Thursday, June 24, 2010

The Karate Kid: Ok... perhaps, maybe, kinda, sorta... I liked it...

For the past couple of months, I had seen countless posters - big, small, and everything in between - of Jaden Smith’s high-kicking silhouette plastered across every bus and BART station I traveled through.

Finally, around evening time on its opening weekend, I decided to take the plunge and see the film, thankfully dragging some relatives to go with me. We went to a medium-sized corporate theatre in Daly City, California. Bordering San Francisco and the Peninsula, the Daly City theatre is known as a popular spot on weekends for “tweens,” “teeny-boppers,” and families. As I entered the theatre I was met with another poster of Jaden Smith, this time however blown proportionately to my size, despite his stature as an incredibly scrawny, twelve year old (a fact that is accentuated throughout the film in a bizarre attempt to sexualize his body through gratuitous shirtless scenes...). Inside the theatre itself, I was met with the steady buzz of screaming (err... chattering...) children and their families. The average age of the kids seemed to be around ten or so. I felt as if I was the only non-parent over fifteen, but I did see a sparse sprinkling of young people around my age.

I really do hate to admit it, but I actually enjoyed the film. I was sucked into it’s story and it simplistic constructions of good and bad: who is good and bad, what is good and bad, how good always trumps bad, and how bad sometimes (through revelations and epiphanies that happen in literally a matter of seconds) becomes good.

The film is not the greatest ever produced, nor it is the best written, acted, or edited (running longer than two hours... I almost fell asleep after the first half an hour, before all the good stuff came) film, but it was enjoyable movie. I tried to forget that the Chinese kids were set up very quickly as the villians - that, in fact, all things Chinese were at one point or another set up as an “other” - since Dre’s love interest and mentor are also Chinese. In reference to geography and locality in direct dialogue with the film’s narrative and characters, I thought about Kara Keeling’s discussion on Los Angeles as an postindustrial city in conversation with Set It Off. In some sense, Beijing is also on its way to becoming a city, similar to LA, that is both global as a major city that houses international business, commerce, and culture, as well as local as a place where folks are still struggling to survive and sustain basic necessities.

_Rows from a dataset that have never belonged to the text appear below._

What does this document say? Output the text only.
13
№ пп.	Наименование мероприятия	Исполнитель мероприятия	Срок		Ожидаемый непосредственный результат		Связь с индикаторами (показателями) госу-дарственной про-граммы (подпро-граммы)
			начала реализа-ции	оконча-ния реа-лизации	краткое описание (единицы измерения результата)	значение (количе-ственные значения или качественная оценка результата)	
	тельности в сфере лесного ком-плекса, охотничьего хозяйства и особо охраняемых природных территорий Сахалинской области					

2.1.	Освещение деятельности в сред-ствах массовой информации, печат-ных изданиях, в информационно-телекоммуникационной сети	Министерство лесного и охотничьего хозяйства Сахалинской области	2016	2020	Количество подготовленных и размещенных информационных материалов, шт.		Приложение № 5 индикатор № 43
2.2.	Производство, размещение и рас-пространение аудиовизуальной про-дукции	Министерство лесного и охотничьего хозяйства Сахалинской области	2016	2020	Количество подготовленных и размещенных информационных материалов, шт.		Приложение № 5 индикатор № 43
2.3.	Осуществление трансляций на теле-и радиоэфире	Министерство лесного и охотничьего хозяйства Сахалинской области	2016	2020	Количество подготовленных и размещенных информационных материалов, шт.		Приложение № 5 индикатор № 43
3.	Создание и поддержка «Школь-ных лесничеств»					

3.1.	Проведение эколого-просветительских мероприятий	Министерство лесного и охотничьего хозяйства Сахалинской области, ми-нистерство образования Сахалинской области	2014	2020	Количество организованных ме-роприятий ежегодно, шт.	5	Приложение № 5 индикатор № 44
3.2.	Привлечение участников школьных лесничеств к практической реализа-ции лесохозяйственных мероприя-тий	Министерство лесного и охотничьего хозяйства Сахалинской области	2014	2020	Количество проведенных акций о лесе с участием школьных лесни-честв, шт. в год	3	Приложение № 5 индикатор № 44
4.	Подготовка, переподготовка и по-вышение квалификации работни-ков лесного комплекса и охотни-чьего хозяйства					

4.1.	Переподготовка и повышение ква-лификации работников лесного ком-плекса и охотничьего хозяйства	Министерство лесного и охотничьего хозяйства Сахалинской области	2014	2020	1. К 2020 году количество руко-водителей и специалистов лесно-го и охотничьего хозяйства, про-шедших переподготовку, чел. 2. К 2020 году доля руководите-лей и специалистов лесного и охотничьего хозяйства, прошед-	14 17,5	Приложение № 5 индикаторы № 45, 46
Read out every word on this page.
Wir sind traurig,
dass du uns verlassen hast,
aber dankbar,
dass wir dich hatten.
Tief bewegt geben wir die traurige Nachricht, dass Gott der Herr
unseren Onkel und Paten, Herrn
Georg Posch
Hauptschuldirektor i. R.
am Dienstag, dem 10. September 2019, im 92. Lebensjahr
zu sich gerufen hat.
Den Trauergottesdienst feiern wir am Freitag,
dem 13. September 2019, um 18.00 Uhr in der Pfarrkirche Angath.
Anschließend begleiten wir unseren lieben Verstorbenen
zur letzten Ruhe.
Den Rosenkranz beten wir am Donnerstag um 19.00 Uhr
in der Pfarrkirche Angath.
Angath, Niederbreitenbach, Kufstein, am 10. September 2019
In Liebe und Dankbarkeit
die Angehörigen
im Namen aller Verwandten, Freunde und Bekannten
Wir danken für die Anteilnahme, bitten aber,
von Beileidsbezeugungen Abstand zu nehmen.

Some of the film’s other positives: the main character is a person of color, rare for any blockbuster, Hollywood film (and also something that another children's film that is coming out soon might want to take note of). His race is neither explicitly pointed to nor ignored. As the film progressed, though, I groaned when I saw Dre and his mother appear in Beijing, yet was surprised that, while a major component of the film, Chinese culture just narrowly escaped essentialism. I groaned again when I saw Dre’s only potential friend as a blonde, white boy, assuming that, while the main character is African American, the film would pit him against the bad Chinese kids while the white audience still had an opportunity to project themselves onto the screen. To that end, though, Dre’s potential friend disappears after a few scenes. Themes of loss, displacement, and coming-of-age are handled with care to ensure its characters integrity and well-being. All in all, the movie came in a nice little package that throws out some lessons for the kids.

I haven’t been to the theatre is quite some time. It’s been even longer since I’ve seen a film out of the target demographic that I can consider myself a part of. So, it’s certainly been awhile since I’ve experienced a children’s movie with... children. Needless to say, I forgot how emotionally liberated children feel when they experience movies, especially ones that are geared specifically to tugging at their tiny little heart strings. Completely wrapped up in the big screen, the big sounds, and the big kicks (as in *really* big kicks that sent the twelve year olds on screen flying across rooms and rings, a disturbing, hyper-violent, new development since the last kids action film I saw), I heard gasps, claps, and cheers without any feelings of anxiety, trepidation, or insecurity. I heard complete conversations kids were having with their parents, who attempted with all their might to simultaneously answer their kids’ questions while also lower their voices. The funniest thing, to me at least? Watching (and hearing) my aunt, at fifty years old, giggling and clapping right along with the youngin’s.